Has Donald Trump’s relentless demagoguery against Mexicans, Muslims, and African Americans made Americans more hateful? Or did Trump capitalize on a white backlash against the election of the first black president to put himself in the White House?
Last week, Reveal, a project of the Center for Investigative Reporting, identified 150 incidents of verbal harassment or physical violence over the past 18 months in which the perpetrator explicitly mentioned Donald Trump. Reveal’s Will Carless wrote that “nearly every metric of intolerance in the U.S. has surged over [that time period], from reported anti-Semitism and Islamophobia to violent hate crimes based on skin color, nationality or sexual orientation.”

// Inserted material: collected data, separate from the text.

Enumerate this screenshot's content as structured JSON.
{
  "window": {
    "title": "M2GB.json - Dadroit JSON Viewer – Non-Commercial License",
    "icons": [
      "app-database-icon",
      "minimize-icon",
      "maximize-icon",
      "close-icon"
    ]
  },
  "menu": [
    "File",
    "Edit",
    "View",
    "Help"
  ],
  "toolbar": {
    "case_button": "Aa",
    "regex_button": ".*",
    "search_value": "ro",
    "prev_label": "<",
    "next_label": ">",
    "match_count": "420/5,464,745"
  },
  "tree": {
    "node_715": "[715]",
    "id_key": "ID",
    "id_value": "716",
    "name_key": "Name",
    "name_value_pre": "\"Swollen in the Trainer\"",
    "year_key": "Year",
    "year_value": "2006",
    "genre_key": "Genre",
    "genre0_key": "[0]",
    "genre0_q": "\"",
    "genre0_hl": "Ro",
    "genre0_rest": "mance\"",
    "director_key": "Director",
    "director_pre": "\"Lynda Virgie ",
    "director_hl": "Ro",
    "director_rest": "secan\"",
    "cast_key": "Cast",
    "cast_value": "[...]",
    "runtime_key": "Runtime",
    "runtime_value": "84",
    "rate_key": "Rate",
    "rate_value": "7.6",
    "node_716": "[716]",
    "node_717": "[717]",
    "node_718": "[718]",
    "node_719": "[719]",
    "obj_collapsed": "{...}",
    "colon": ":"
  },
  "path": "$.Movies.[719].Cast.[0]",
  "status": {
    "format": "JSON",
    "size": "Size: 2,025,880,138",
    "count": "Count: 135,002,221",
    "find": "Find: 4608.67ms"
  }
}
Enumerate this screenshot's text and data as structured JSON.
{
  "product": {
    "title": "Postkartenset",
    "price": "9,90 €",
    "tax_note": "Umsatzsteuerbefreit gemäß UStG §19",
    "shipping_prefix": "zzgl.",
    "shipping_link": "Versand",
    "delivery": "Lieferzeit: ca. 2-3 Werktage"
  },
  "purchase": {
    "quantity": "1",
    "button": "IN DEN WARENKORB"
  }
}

This postelection surge in hatred has been referred to as “the Trump Effect.” But several studies have suggested the spike in racial animosity pre-dates Trump. For instance, George Washington University political scientist John Sides found that the white working-class voters who had first backed Barack Obama and then voted for Trump in 2016 were already moving toward the Republican Party before the campaign got underway. Sides found that the share of these voters who “perceived that the Democratic Party was to the left of the Republican Party on the issue of how much the government should help improve the status of African Americans grew dramatically over the Obama years.” Obama, Sides told me last year, “was clarifying on this issue, and that may have hastened their departure from the Democratic Party.” And a study by Mara Cecilia Ostfeld that was published last week in the journal Political Behavior similarly concluded that, “as White Democrats learn about Democratic outreach to Latinos, they become less supportive of Democrats.”
But a new, as yet unpublished study presented to the Midwest Political Science Association last month suggests that there’s a causal relationship between Trump’s demagoguery and those reports of racialized abuses. Brian Schaffner, a scholar at UMass Amherst, found empirical evidence that Trump’s rhetoric did indeed lead non-Hispanic whites to express more bigoted views of “the other.”
Shortly before the 2016 election, Schaffner randomly divided almost 1,200 non-Hispanic white respondents into four groups. He showed one, the control group, three relatively anodyne statements made by Donald Trump and Hillary Clinton during the course of the campaign. The second group was given the same three statements, and also shown an excerpt of Trump’s infamous Mexican-rapists speech. A third group saw a different inflammatory statement that had been tweeted by Trump: “Our great African-American President hasn’t exactly had a positive impact on the thugs who are so happily and openly destroying Baltimore.” And the final group was shown all five.